Germany's economy stagnated in the fourth quarter of 2018, thus skirting a technical recession, as trade failed to support growth amid the global trade tensions and the uncertainty linked to Brexit.
Gross domestic product was unchanged from the third quarter, when the economy shrunk 0.2%, preliminary data from the Federal Statistical Office showed on Thursday. Economists were looking for a modest increase of 0.1%.
Two consecutive quarters of contraction would have meant the biggest euro area economy entered recession.
The Economy Ministry had earlier said that the economy likely avoided a recession in the final three months of 2018, amid signs of rebound in the automobile sector, where activity was hampered by the implementation of the new WLTP emissions testing regime.

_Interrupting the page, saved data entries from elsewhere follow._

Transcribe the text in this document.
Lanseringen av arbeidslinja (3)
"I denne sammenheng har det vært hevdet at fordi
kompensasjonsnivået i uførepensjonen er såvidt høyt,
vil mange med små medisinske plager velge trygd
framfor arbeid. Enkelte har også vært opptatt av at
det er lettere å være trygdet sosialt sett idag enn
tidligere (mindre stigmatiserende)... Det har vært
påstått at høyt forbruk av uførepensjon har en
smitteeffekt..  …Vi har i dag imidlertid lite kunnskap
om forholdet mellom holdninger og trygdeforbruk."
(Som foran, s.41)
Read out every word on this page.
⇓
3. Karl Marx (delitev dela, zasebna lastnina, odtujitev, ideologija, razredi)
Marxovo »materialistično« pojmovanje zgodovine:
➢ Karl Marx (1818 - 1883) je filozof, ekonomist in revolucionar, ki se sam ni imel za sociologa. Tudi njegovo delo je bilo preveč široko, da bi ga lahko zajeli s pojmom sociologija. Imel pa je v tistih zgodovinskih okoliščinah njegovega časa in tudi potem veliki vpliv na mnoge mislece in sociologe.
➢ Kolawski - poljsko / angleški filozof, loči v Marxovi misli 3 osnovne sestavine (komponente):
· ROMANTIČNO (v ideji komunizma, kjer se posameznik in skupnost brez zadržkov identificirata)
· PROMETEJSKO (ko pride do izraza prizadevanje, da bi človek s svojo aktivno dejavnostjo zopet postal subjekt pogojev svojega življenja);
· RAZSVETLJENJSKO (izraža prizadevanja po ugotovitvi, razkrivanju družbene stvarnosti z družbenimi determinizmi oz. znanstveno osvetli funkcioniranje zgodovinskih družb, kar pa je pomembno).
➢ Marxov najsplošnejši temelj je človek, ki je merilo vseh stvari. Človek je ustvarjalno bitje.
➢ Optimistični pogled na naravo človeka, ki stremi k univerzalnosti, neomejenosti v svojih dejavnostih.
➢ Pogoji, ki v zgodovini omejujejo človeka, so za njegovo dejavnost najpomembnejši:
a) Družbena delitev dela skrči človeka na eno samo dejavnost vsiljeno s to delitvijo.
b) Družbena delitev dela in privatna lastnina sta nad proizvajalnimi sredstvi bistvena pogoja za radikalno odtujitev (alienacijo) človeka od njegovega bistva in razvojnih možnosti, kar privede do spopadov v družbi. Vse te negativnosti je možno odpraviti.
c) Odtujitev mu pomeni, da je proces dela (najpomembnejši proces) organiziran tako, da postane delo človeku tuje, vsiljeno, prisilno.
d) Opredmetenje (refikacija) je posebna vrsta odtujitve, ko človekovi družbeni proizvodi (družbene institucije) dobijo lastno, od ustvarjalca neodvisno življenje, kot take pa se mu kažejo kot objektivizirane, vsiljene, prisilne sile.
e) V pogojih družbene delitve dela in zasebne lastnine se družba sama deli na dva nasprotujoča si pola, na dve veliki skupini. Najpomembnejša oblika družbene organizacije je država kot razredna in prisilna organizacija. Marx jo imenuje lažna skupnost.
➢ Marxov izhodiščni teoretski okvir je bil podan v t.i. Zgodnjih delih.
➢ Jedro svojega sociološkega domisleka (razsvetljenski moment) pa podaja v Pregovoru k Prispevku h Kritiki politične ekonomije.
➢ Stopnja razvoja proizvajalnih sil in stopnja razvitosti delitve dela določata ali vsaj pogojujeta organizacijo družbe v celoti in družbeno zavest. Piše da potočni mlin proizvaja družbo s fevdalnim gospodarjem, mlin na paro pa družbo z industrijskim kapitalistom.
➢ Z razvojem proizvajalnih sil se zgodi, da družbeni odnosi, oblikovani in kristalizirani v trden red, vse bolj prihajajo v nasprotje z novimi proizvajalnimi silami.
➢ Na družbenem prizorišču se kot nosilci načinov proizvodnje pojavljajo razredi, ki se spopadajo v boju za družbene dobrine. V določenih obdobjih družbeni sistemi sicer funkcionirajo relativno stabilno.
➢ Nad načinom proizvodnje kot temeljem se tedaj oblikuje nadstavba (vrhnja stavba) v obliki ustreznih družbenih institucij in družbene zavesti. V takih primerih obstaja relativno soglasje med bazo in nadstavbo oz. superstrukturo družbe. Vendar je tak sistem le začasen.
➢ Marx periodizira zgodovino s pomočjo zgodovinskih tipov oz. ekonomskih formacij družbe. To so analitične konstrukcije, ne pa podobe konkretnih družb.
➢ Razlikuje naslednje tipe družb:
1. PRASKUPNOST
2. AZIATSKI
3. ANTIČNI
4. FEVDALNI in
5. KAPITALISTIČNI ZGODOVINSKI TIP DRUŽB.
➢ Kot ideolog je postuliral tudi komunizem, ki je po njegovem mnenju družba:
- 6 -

Jack Allen, senior Europe economist at Capital Economics, told the BBC: "If you look at Germany across 2018 we've seen a pretty broad-based slowdown in growth. We've seen household consumption slow, we've seen business investment slow and we've seen export growth slow.
He added: "What's particularly worrying is that the early signs for 2019 suggest that a strong rebound is unlikely."
US tariffs on EU car exports, which US President Donald Trump has threatened, could have a major impact on Germany, Mr Allen said, but even if these are avoided the slowdown in the global economy means Germany is still only expected to grow by about 1% this year, compared with about 1.5% in 2018.
However, Claus Vistesen, chief eurozone economist at Pantheon Macroeconomics, said he was "optimistic" that the first quarter of this year would be better.
"The January [economic] surveys were poor... but net exports won't be in free fall forever, and consumers' spending also ought to pick up."